Ten years ago, European bureaucrat, policy analyst and editor-in-chief of Energy Efficiency Journal, Paolo Bertoldi, started an industry project hoping to limit data centers’ effect on the environment.
Prior to 2007, Bertoldi organized roundtables with European government department representatives and manufacturers, discussing how to improve energy efficiency in the data center - from the manufacturing of components to operational practices and IT, power and cooling equipment.
The text of the framework offers advice on day-to-day operations, refurbishment, and building an energy efficient data center from scratch. It asks that participants monitor their facilities, engage in an action plan to reduce their energy consumption, and keep it low over time.
Not so controlling after all?
The effort is not exclusive to EU companies, and involved parties include the Carbon Trust, Energy Star, the Green Grid, specialist vendors, facility operators, industry bodies and equipment manufacturers.
The consortium finally released the EU Code of Conduct for Energy Efficiency in Data Centres in November 2008.
So, as 2018 unfolds, what can be said for how the guidelines have impacted the data center industry?
We’re now on version 8.1.0, written last year, and over 300 data centers have joined the initiative. At the recent DCD>Zettastructure event at the Old Billingsgate in London, contributors and industry members gathered to take stock of how far the set of guidelines has evolved in the past ten years, and where it is expected to go from here.
Rather than putting red tape in the way of economic benefit, as was feared when the code of conduct was first published, the framework is being promoted as a way of keeping a green standard in industry hands and ensuring mutually beneficial ends, i.e. reducing greenhouse gas emissions on the one hand, and saving costs on the other, by establishing best practices.
John Booth of CarbonIT, one of the co-authors of the document, said: “In the EU we have 100 standards that apply [to data centers], including the EPI and the Tier V standards that aren’t standards.
“But ultimately, it’s a standard, you don’t have to abide by a standard. What I will say is that it’s probably not a good thing not to be aligned with your competitors in this space.”
For Lex Coors, an ardent supporter of the Code of Conduct, it’s a no-brainer, as operators having joined have all, without fail, saved on costs, and this, rather than a guilty conscience, is what drives the decision to “go green.” The question one must ask, he said, is: “Do you want to wait, and see what happens, or do you want to sit at the table and make decisions?”

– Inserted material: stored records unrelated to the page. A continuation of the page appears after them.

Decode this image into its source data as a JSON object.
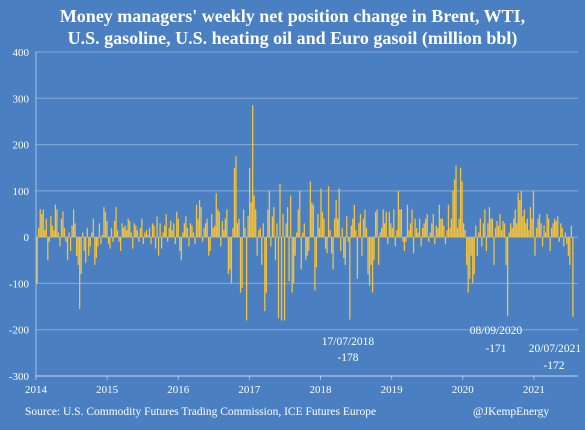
{
  "title_lines": [
    "Money managers' weekly net position change in Brent, WTI,",
    "U.S. gasoline, U.S. heating oil and Euro gasoil (million bbl)"
  ],
  "footer": {
    "source": "Source: U.S. Commodity Futures Trading Commission, ICE Futures Europe",
    "credit": "@JKempEnergy"
  },
  "colors": {
    "background": "#4a7fc1",
    "bars": "#f5c23a",
    "gridlines": "#ffffff",
    "text": "#ffffff"
  },
  "chart_data": {
    "type": "bar",
    "title": "Money managers' weekly net position change in Brent, WTI, U.S. gasoline, U.S. heating oil and Euro gasoil (million bbl)",
    "xlabel": "",
    "ylabel": "",
    "ylim": [
      -300,
      400
    ],
    "yticks": [
      -300,
      -200,
      -100,
      0,
      100,
      200,
      300,
      400
    ],
    "ytick_labels": [
      "-300",
      "-200",
      "-100",
      "0",
      "100",
      "200",
      "300",
      "400"
    ],
    "xlim": [
      2014.0,
      2021.62
    ],
    "xticks": [
      2014,
      2015,
      2016,
      2017,
      2018,
      2019,
      2020,
      2021
    ],
    "xtick_labels": [
      "2014",
      "2015",
      "2016",
      "2017",
      "2018",
      "2019",
      "2020",
      "2021"
    ],
    "grid": "horizontal",
    "legend": "none",
    "frequency": "weekly",
    "start": "2014-01-07",
    "end": "2021-07-20",
    "approximate_weekly_values": [
      -100,
      20,
      60,
      50,
      60,
      15,
      40,
      -50,
      -10,
      45,
      25,
      15,
      70,
      60,
      10,
      -20,
      40,
      55,
      20,
      -10,
      -50,
      10,
      -30,
      25,
      60,
      30,
      -40,
      -60,
      -155,
      -80,
      10,
      -30,
      -55,
      20,
      -40,
      -20,
      10,
      40,
      -60,
      -45,
      -20,
      30,
      -15,
      5,
      65,
      55,
      35,
      -15,
      -25,
      20,
      -10,
      35,
      65,
      15,
      -10,
      -30,
      30,
      20,
      25,
      15,
      40,
      35,
      10,
      -25,
      30,
      25,
      15,
      -10,
      20,
      40,
      -15,
      10,
      15,
      5,
      20,
      -15,
      30,
      25,
      -25,
      45,
      -40,
      30,
      -25,
      10,
      25,
      50,
      -10,
      20,
      35,
      15,
      30,
      -15,
      55,
      40,
      -30,
      -50,
      10,
      30,
      45,
      20,
      -20,
      30,
      25,
      10,
      -15,
      70,
      40,
      80,
      65,
      -10,
      20,
      30,
      40,
      -40,
      -30,
      50,
      20,
      25,
      95,
      60,
      55,
      -20,
      35,
      15,
      40,
      60,
      -80,
      -70,
      -100,
      20,
      150,
      175,
      30,
      40,
      -120,
      -110,
      60,
      20,
      -180,
      45,
      150,
      75,
      285,
      90,
      60,
      -40,
      15,
      20,
      -60,
      30,
      -160,
      -120,
      60,
      100,
      -20,
      45,
      65,
      -50,
      30,
      -175,
      115,
      -180,
      50,
      -180,
      30,
      65,
      -95,
      90,
      -120,
      -100,
      -40,
      10,
      60,
      100,
      -70,
      10,
      30,
      -50,
      -40,
      -30,
      120,
      75,
      70,
      -115,
      -65,
      50,
      20,
      105,
      55,
      40,
      -25,
      -35,
      110,
      15,
      -35,
      -70,
      40,
      80,
      40,
      105,
      -30,
      20,
      -45,
      -60,
      45,
      -10,
      -178,
      25,
      40,
      70,
      15,
      -90,
      30,
      50,
      -40,
      40,
      60,
      20,
      -80,
      -105,
      -60,
      -120,
      -50,
      55,
      60,
      -60,
      10,
      20,
      60,
      30,
      55,
      -15,
      55,
      30,
      20,
      60,
      -20,
      15,
      100,
      60,
      60,
      -10,
      -30,
      -10,
      70,
      15,
      30,
      60,
      -35,
      40,
      20,
      10,
      40,
      -20,
      20,
      30,
      40,
      50,
      -10,
      10,
      30,
      50,
      -15,
      25,
      20,
      70,
      40,
      40,
      25,
      -15,
      15,
      70,
      20,
      40,
      100,
      125,
      155,
      20,
      40,
      150,
      120,
      30,
      15,
      -60,
      -120,
      -90,
      -40,
      -100,
      -80,
      25,
      -40,
      10,
      40,
      -20,
      30,
      60,
      -30,
      30,
      65,
      40,
      40,
      -60,
      20,
      35,
      25,
      50,
      15,
      35,
      30,
      -60,
      -171,
      10,
      30,
      20,
      40,
      60,
      30,
      95,
      80,
      100,
      45,
      60,
      30,
      40,
      15,
      65,
      40,
      100,
      -40,
      20,
      40,
      50,
      30,
      -20,
      25,
      10,
      50,
      40,
      -30,
      20,
      30,
      40,
      35,
      45,
      -10,
      30,
      20,
      -20,
      10,
      -15,
      -40,
      -60,
      25,
      -172
    ]
  },
  "annotations": [
    {
      "date": "17/07/2018",
      "value": "-178"
    },
    {
      "date": "08/09/2020",
      "value": "-171"
    },
    {
      "date": "20/07/2021",
      "value": "-172"
    }
  ]
}
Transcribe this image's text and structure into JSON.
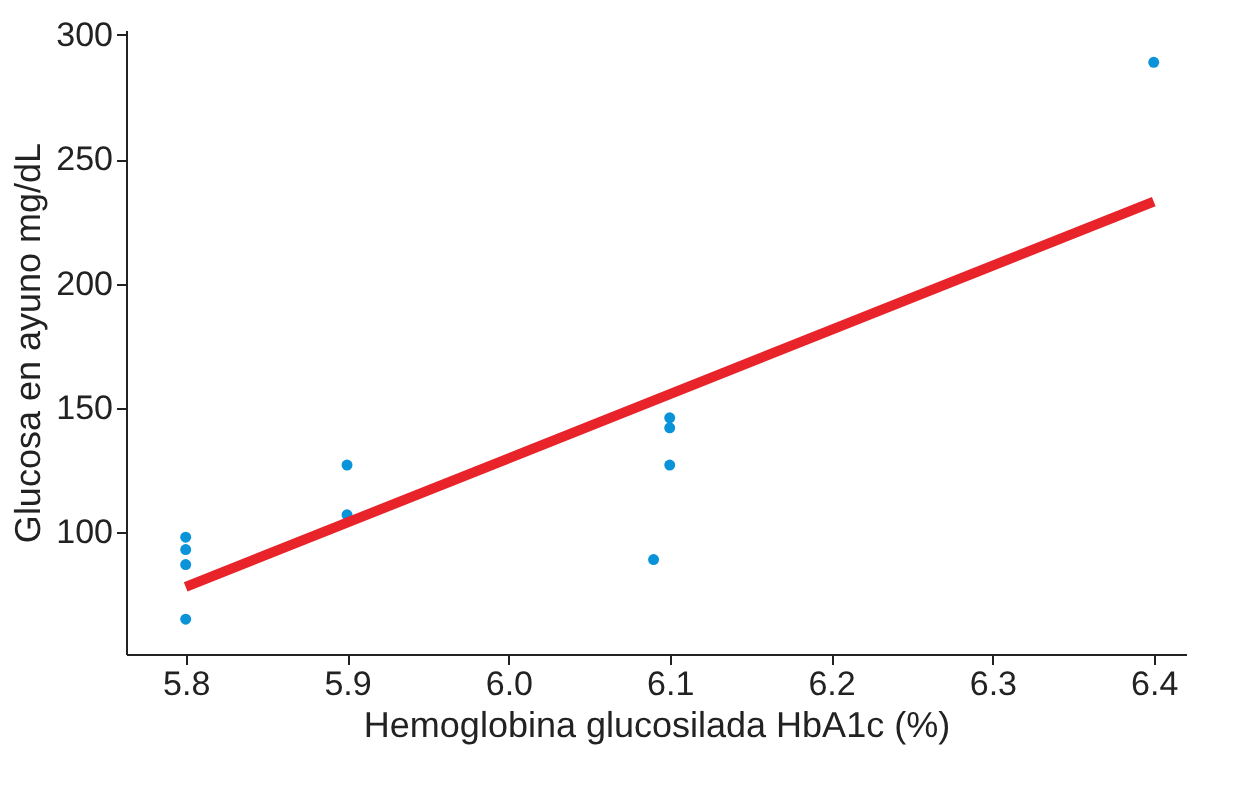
{
  "chart_data": {
    "type": "scatter",
    "xlabel": "Hemoglobina glucosilada HbA1c (%)",
    "ylabel": "Glucosa en ayuno mg/dL",
    "xlim": [
      5.763,
      6.42
    ],
    "ylim": [
      51,
      302
    ],
    "xticks": [
      5.8,
      5.9,
      {
        "value": 6.0,
        "label": "6.0"
      },
      6.1,
      6.2,
      6.3,
      6.4
    ],
    "yticks": [
      100,
      150,
      200,
      250,
      300
    ],
    "grid": false,
    "series": [
      {
        "marker": "circle",
        "color": "#0a93d8",
        "x": [
          5.8,
          5.8,
          5.8,
          5.8,
          5.9,
          5.9,
          6.09,
          6.1,
          6.1,
          6.1,
          6.4
        ],
        "values": [
          98,
          93,
          87,
          65,
          127,
          107,
          89,
          146,
          142,
          127,
          289
        ]
      },
      {
        "type": "line",
        "line_style": "solid",
        "color": "#e8232a",
        "x": [
          5.8,
          6.4
        ],
        "values": [
          78,
          233
        ]
      }
    ]
  }
}
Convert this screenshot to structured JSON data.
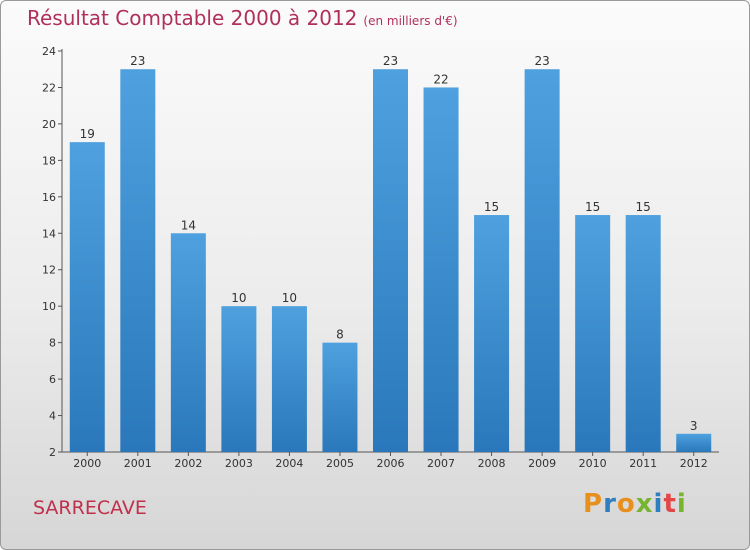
{
  "header": {
    "title": "Résultat Comptable 2000 à 2012",
    "subtitle": "(en milliers d'€)"
  },
  "commune": "SARRECAVE",
  "brand": {
    "letters": [
      "P",
      "r",
      "o",
      "x",
      "i",
      "t",
      "i"
    ],
    "colors": [
      "#e8901e",
      "#2f7fc0",
      "#e8901e",
      "#78b52e",
      "#2f7fc0",
      "#e24646",
      "#78b52e"
    ]
  },
  "colors": {
    "bar": "#4ea1de",
    "bar_dark": "#2a78bb",
    "title": "#b0305a"
  },
  "chart_data": {
    "type": "bar",
    "title": "Résultat Comptable 2000 à 2012",
    "xlabel": "",
    "ylabel": "",
    "categories": [
      "2000",
      "2001",
      "2002",
      "2003",
      "2004",
      "2005",
      "2006",
      "2007",
      "2008",
      "2009",
      "2010",
      "2011",
      "2012"
    ],
    "values": [
      19,
      23,
      14,
      10,
      10,
      8,
      23,
      22,
      15,
      23,
      15,
      15,
      3
    ],
    "ylim": [
      2,
      24
    ],
    "yticks": [
      2,
      4,
      6,
      8,
      10,
      12,
      14,
      16,
      18,
      20,
      22,
      24
    ],
    "grid": false
  }
}
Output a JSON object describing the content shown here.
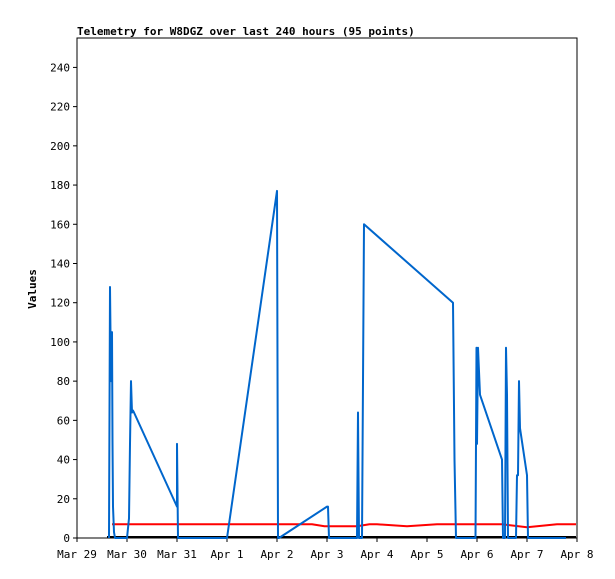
{
  "chart_data": {
    "type": "line",
    "title": "Telemetry for W8DGZ over last 240 hours (95 points)",
    "xlabel": "",
    "ylabel": "Values",
    "xlim": [
      0,
      10
    ],
    "ylim": [
      0,
      255
    ],
    "x_ticks": [
      "Mar 29",
      "Mar 30",
      "Mar 31",
      "Apr 1",
      "Apr 2",
      "Apr 3",
      "Apr 4",
      "Apr 5",
      "Apr 6",
      "Apr 7",
      "Apr 8"
    ],
    "y_ticks": [
      0,
      20,
      40,
      60,
      80,
      100,
      120,
      140,
      160,
      180,
      200,
      220,
      240
    ],
    "x_unit": "days since Mar 29 00:00",
    "colors": {
      "red_series": "#ff0000",
      "blue_series": "#0066cc",
      "black_series": "#000000"
    },
    "series": [
      {
        "key": "red",
        "name": "",
        "color": "#ff0000",
        "x": [
          0.7,
          1.1,
          1.35,
          2.0,
          3.0,
          3.5,
          4.0,
          4.7,
          4.95,
          5.6,
          5.85,
          6.0,
          6.6,
          7.2,
          7.8,
          8.0,
          8.5,
          9.0,
          9.2,
          9.6,
          9.98
        ],
        "y": [
          7,
          7,
          7,
          7,
          7,
          7,
          7,
          7,
          6,
          6,
          7,
          7,
          6,
          7,
          7,
          7,
          7,
          5.5,
          6,
          7,
          7
        ]
      },
      {
        "key": "black",
        "name": "",
        "color": "#000000",
        "x": [
          0.6,
          9.98
        ],
        "y": [
          0.5,
          0.5
        ]
      },
      {
        "key": "blue",
        "name": "",
        "color": "#0066cc",
        "x": [
          0.64,
          0.66,
          0.68,
          0.7,
          0.71,
          0.72,
          0.74,
          0.76,
          0.78,
          0.8,
          0.82,
          0.84,
          1.0,
          1.04,
          1.06,
          1.08,
          1.1,
          1.12,
          1.14,
          2.0,
          2.0,
          2.02,
          3.0,
          4.0,
          4.02,
          4.04,
          5.0,
          5.02,
          5.04,
          5.6,
          5.62,
          5.64,
          5.7,
          5.72,
          5.74,
          7.52,
          7.55,
          7.58,
          7.95,
          7.97,
          7.99,
          8.0,
          8.02,
          8.06,
          8.5,
          8.52,
          8.56,
          8.58,
          8.6,
          8.62,
          8.64,
          8.66,
          8.68,
          8.78,
          8.8,
          8.82,
          8.84,
          8.86,
          9.0,
          9.02,
          9.7,
          9.72,
          9.74,
          9.76,
          9.78
        ],
        "y": [
          0,
          128,
          80,
          105,
          49,
          16,
          3,
          0,
          0,
          0,
          0,
          0,
          0,
          10,
          48,
          80,
          64,
          65,
          64,
          16,
          48,
          0,
          0,
          177,
          0,
          0,
          16,
          16,
          0,
          0,
          64,
          0,
          0,
          80,
          160,
          120,
          40,
          0,
          0,
          0,
          97,
          48,
          97,
          73,
          40,
          0,
          0,
          97,
          73,
          0,
          0,
          0,
          0,
          0,
          32,
          32,
          80,
          56,
          32,
          0,
          0,
          0,
          0,
          0,
          0
        ]
      }
    ]
  }
}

The idea of making the standard enforceable is not just undesirable, but, according to Tomoo Misaki, senior researcher and senior manager at the Nomura Research Institute, also highly impractical, as standardization would be both difficult to implement, and difficult to enforce.
“There was a voice in a Brussels meeting with Paolo, saying ‘why don’t we make an EU-wide standardized rule?’ But across Europe that’s impossible. The Code of Conduct is best practice and recommendations, that’s it.”
One drawback to the possible expansion of the program is that the text only exists in English, said Mark Acton, head of data center technical consulting at CBRE, who also helped write the latest version of the CoC. “This can get in the way of adoption for countries outside of the Anglophone world, especially so as it is a technical document,” he said.
But as adoption of the Code of Conduct grows, and the regulation of greenhouse gas emissions across all industries in the EU looms, the group unanimously agrees that it is in operators’ best interests to follow the program, sooner rather than later.